The Miami New Times features Emerson Dorsch’s FOUNTAINHEAD BIENNIAL II: The Last Days of a House.
The phrase “Last Days of a House” conjures strong emotional imagery: emptiness, abandonment, sorrow. It’s part of the picture Cuban poet Dulce María Loynaz wanted to evoke with her poem of the same name.
“The house becomes like a body, and all its vulnerabilities and sensitivities to time,” says Tyler Emerson-Dorsch, a partner at Emerson Dorsch Gallery. “There’s mourning in the poem and resistance.”
Guest-curated by Untitled Art Fair artistic director Omar Lopez-Chahoud, the show features works from 20 artists from 14 countries, selected from a field of nearly 500 candidates that have participated in Fountainhead’s artist residency in Miami. Founded in 2008, the program has brought hundreds of artists worldwide to live and work in South Florida. Emerson-Dorsch began visiting Fountainhead artists at the residency studio, a midcentury house in Morningside, when she was pregnant and unable to travel, feeling that the artists were a way of connecting with the world outside of Miami.
“It’s a space that brings in people from the outside, from around the country and the world,” Emerson-Dorsch says. “We started [the biennial] two years ago, in 2021, with the idea of engaging with a local institution that’s sort of an incubator for launching new talent within Miami.”
Fountainhead Arts, the nonprofit which runs the residency, also happens to be sunsetting its artist studio complex in Little River. (The building is scheduled to be demolished.) Emerson-Dorsch says the title of the show is unrelated. Instead, the title came about after a conversation with Lopez-Chahoud in which he brought up Loynaz’s poem, one of the last she wrote before entering into internal exile after the Cuban Revolution.
“It forms the soul of the show,” Emerson-Dorsch says. “The more I look through the works in the show, the more I completely agree with Omar’s identification of the poem with these works.”
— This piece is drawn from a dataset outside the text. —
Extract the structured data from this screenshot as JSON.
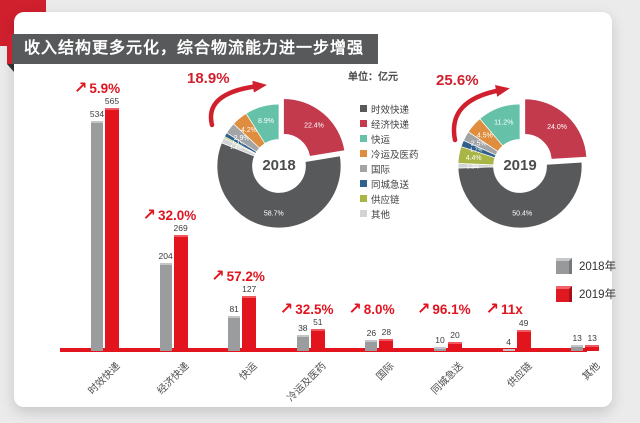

Raised in a wealthy Havana household frequented by the arts and letters crowd, Loynaz showed early promise as a writer. When she was 17, her father, a famous general in the country’s liberation fight against Spain, began submitting her poems to Havana newspapers, starting a long career as a writer. Her work, full of domestic details and simple language, found greater popularity in Spain and Latin America than in the more politically charged environment of pre-Castro Cuba. She was awarded the Cervantes Prize, Spanish literature’s highest honor, by King Juan Carlos I of Spain in 1992.